February 27, 2009

The authors no one remembers

Filed under: recommended reading — Rhiannon Lassiter @ 12:15 pm

When I was small my mother used to get cross with me for forgetting the authors of the books I liked. (A stance not entirely unrelated to the fact she is a professional author herself). Now I am older and have achieved memory skills better than than the average goldfish I do remember authors and titles , which is why I share these enviable skills on what’s that book

But I do pity Monica Hughes who seems to be the most forgotten of all authors. Today yet another of her books was listed by someone who’d forgotten author and title. It is, of course, Keeper of the Isis Light. Monica Hughes died in 2003 and her wikipedia page lists 37 published titles from the 1970s to the turn of the century. I have read five of those: Keeper of the Isis Light, The Guardian of Isis, Devil on My Back, The Dream Catcher and Sandwriter. I’ve read each of those several times and still have copies of the last two. But there are 32 more books of hers to read and I am determined to acquire more of them – if only to prove that someone remembers her and rates her work high enough to recall.

Eva Ibbotson is another who seems to linger in obscurity although she is very much alive and published two new titles last year. Margaret Mahy doesn’t get remembered well either and at the height of the Harry Potter craze many of my friends bewailed the fact that Diana Wynne Jones wasn’t getting more notice.
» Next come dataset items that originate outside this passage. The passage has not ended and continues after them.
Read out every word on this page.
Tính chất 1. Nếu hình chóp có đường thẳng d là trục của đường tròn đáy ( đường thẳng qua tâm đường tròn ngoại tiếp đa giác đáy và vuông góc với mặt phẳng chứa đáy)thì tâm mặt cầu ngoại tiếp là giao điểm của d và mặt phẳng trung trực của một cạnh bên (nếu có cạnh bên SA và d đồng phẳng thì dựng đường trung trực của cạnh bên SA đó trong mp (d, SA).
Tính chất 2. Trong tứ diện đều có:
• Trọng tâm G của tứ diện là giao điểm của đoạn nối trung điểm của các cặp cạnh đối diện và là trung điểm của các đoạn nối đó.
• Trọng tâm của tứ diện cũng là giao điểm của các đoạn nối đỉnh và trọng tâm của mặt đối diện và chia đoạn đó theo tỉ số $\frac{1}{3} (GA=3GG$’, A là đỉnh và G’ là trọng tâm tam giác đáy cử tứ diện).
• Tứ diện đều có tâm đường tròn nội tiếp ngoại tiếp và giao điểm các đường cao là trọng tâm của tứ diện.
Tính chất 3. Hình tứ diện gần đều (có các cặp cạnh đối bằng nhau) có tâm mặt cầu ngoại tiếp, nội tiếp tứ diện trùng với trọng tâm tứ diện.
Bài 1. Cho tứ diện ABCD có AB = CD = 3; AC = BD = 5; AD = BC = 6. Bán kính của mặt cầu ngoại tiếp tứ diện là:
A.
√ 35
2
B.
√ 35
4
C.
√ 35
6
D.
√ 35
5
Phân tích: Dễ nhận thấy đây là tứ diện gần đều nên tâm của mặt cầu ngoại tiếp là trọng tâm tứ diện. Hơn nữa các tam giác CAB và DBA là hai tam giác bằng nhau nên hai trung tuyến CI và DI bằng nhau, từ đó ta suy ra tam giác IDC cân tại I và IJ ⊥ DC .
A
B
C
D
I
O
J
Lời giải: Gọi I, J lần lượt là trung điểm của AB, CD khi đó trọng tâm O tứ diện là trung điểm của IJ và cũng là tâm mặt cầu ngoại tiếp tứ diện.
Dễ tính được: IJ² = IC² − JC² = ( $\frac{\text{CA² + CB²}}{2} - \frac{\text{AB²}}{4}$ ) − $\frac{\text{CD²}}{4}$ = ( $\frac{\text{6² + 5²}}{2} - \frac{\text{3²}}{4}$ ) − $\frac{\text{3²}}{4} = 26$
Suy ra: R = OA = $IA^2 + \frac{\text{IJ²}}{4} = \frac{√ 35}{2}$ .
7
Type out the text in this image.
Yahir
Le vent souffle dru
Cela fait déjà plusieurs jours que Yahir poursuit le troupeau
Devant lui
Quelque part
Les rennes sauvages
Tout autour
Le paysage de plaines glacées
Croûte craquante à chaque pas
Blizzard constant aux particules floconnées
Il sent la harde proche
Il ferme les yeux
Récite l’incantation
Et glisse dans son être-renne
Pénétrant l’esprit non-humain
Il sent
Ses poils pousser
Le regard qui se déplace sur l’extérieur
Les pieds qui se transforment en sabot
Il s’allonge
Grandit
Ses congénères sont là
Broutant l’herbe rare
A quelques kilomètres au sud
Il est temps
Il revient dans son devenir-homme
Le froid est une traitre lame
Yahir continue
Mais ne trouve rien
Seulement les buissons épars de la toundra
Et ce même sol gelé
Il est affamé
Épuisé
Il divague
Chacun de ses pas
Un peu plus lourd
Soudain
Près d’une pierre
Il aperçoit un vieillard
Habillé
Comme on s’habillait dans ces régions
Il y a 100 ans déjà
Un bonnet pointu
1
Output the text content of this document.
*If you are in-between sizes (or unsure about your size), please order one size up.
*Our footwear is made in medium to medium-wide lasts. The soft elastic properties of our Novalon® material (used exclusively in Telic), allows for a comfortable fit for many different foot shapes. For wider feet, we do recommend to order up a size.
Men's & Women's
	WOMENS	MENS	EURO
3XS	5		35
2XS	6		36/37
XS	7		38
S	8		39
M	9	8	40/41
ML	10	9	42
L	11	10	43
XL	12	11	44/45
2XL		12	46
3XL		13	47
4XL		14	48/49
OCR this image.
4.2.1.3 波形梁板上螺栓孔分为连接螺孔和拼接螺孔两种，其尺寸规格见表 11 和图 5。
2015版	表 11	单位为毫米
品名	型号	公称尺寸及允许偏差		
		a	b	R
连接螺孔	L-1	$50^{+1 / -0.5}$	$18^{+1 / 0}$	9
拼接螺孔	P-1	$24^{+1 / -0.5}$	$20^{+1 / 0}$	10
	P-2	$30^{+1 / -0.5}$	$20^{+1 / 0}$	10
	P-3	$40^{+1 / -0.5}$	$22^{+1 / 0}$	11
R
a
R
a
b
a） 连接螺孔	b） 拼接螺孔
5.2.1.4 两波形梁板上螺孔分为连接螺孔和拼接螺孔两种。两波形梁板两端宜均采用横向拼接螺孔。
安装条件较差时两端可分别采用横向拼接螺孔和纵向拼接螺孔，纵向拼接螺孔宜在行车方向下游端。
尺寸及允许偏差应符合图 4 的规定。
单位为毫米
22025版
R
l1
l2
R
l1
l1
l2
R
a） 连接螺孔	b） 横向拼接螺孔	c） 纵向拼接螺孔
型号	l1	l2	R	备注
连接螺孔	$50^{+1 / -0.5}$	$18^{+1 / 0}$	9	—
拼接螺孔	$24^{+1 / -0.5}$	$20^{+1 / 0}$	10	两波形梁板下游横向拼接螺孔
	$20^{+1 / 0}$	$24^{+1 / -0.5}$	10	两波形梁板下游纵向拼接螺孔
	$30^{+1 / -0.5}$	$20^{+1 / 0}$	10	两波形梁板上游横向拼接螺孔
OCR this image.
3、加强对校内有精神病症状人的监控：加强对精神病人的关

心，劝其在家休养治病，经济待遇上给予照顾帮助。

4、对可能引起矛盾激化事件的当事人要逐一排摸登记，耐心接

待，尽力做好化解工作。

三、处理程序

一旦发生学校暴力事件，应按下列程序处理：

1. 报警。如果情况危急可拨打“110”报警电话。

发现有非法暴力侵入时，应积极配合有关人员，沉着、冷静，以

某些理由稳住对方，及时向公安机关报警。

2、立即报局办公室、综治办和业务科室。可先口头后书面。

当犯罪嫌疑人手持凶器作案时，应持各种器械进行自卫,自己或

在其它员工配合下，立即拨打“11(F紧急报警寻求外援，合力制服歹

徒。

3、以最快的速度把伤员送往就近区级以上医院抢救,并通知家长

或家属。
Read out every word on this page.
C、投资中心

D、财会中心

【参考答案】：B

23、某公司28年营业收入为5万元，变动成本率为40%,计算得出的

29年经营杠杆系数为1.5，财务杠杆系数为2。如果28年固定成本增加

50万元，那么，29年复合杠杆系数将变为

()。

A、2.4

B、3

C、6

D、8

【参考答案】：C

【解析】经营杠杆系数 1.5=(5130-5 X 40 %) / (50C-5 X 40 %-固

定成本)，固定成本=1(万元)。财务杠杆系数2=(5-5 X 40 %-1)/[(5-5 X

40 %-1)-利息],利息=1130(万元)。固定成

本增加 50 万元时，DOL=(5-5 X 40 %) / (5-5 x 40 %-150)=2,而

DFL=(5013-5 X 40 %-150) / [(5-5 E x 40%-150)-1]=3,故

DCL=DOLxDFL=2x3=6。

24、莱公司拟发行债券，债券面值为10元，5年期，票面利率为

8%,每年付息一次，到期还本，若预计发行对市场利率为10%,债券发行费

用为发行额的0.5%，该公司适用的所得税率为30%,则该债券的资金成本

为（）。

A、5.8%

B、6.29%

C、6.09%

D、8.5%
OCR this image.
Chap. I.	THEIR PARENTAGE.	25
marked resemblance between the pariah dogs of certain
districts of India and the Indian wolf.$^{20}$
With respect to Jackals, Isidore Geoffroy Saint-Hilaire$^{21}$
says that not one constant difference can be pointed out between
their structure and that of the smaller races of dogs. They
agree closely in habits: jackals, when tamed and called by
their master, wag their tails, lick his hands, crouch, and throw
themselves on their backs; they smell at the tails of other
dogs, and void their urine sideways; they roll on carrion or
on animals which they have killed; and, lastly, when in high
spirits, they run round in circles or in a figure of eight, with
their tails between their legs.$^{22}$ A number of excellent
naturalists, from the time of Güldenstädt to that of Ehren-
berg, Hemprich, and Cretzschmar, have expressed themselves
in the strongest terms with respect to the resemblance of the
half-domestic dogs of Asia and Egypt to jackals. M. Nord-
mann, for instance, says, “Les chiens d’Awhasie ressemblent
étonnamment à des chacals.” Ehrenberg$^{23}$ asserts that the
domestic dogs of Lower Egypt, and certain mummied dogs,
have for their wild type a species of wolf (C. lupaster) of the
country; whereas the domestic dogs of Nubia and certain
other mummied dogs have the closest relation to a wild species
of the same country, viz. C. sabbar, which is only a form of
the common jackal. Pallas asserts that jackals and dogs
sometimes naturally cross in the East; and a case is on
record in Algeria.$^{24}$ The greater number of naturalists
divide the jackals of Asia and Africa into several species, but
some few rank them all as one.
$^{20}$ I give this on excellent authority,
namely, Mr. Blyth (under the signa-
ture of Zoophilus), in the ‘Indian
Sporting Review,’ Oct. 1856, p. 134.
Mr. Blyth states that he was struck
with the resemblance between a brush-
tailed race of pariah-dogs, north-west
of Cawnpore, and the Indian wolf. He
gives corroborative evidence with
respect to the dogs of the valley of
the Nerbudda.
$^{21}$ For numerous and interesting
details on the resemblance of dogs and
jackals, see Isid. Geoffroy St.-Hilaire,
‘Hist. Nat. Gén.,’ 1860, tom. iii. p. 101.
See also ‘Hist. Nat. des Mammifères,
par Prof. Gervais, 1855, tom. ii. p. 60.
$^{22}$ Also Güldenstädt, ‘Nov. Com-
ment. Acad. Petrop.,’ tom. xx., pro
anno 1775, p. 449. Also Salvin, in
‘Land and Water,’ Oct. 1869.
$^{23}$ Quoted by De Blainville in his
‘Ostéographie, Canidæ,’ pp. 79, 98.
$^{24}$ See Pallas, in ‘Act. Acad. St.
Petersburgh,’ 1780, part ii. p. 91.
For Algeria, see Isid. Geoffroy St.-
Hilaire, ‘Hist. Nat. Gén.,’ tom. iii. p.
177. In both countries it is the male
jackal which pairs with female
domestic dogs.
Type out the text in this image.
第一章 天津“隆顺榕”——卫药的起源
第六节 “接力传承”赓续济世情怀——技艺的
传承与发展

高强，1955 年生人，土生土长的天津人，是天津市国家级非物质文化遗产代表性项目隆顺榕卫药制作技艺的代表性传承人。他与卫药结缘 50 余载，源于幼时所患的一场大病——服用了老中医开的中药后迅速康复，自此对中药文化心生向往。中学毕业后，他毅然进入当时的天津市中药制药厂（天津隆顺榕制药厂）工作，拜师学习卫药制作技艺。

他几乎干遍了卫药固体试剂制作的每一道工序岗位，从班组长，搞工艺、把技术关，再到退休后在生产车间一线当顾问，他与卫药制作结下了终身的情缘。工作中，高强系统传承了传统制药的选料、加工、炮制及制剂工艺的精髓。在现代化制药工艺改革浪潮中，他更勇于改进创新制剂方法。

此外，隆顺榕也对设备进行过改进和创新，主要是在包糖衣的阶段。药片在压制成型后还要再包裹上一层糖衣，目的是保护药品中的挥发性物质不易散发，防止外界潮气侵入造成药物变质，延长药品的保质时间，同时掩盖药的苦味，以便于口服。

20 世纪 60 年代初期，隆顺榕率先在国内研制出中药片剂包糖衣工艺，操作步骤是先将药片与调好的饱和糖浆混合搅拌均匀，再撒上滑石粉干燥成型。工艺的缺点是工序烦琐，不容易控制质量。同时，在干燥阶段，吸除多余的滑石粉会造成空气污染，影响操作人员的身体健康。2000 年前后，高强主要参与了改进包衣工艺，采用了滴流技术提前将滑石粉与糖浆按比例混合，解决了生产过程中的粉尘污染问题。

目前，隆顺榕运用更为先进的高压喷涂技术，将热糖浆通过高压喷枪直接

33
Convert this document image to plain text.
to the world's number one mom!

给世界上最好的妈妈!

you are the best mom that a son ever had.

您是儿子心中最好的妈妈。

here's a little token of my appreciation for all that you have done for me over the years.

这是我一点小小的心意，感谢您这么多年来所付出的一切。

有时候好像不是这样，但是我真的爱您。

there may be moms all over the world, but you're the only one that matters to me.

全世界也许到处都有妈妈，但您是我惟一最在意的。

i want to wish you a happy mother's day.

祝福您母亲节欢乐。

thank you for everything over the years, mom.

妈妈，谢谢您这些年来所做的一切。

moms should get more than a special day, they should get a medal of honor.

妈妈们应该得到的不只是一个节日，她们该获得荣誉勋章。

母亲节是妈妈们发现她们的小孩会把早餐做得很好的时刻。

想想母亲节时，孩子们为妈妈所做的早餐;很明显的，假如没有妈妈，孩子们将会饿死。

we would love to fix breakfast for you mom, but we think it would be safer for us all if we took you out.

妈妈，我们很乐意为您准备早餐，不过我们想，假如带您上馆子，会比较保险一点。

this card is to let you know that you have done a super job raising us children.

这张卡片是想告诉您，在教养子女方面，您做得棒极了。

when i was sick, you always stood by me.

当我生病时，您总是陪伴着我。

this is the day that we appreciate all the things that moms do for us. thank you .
What are other people’s candidates for forgotten authors who deserve better of their readers? And which are the books I should immediately order?

August 12, 2008

10 SF titles

Filed under: recommended reading — Rhiannon Lassiter @ 12:30 pm

Sara W asked me to recommend some science-fiction titles to her. An insto-list of good SF follows. I’m limiting myself to ten titles or I’ll be here all day.

  • A Deepness in the Sky, Vernor Vinge
  • Ender’s Game, Orson Scott Card
  • Drinking Sapphire Wine, Tanith Lee
  • Her Smoke Rose Up Forever (short stories), James Tiptree Jr
  • Palace, Katherine Kerr and Mark Kreighbaum
  • Permutation City, Greg Egan
  • Snow Queen, Joan D. Vinge
  • Steel Beach, John Varley
  • The Dispossessed, Ursula Le Guin
  • Xenogenesis trilogy, Octavia Butler

January 1, 2008

Night Maze by Annie Dalton

Filed under: recommended reading — Rhiannon Lassiter @ 12:00 am

[recommended reading]

After growing up in foster homes Gerald Noone discovers that he has a family after all. The Noones live in Owlcote, a fantastic stately home, and seem to have everything.

But Gerald discovers that the family is bitterly unhappy. His adopted cousin Harriet wears gloves and claims that everything she touches is poisoned. His other cousins have allergies that threaten their lives, his aunts and uncles are also broken and his grandmother rules the house with an iron rod. Forbidden to enter the house’s maze, Gerald enters regardless but during the day time it is a simple structure of hedges and paths. Only at night does it become magical and mysterious – surrounding the riddle of what has cursed the Noone family.

I’d consider this book suitable for readers aged 12+.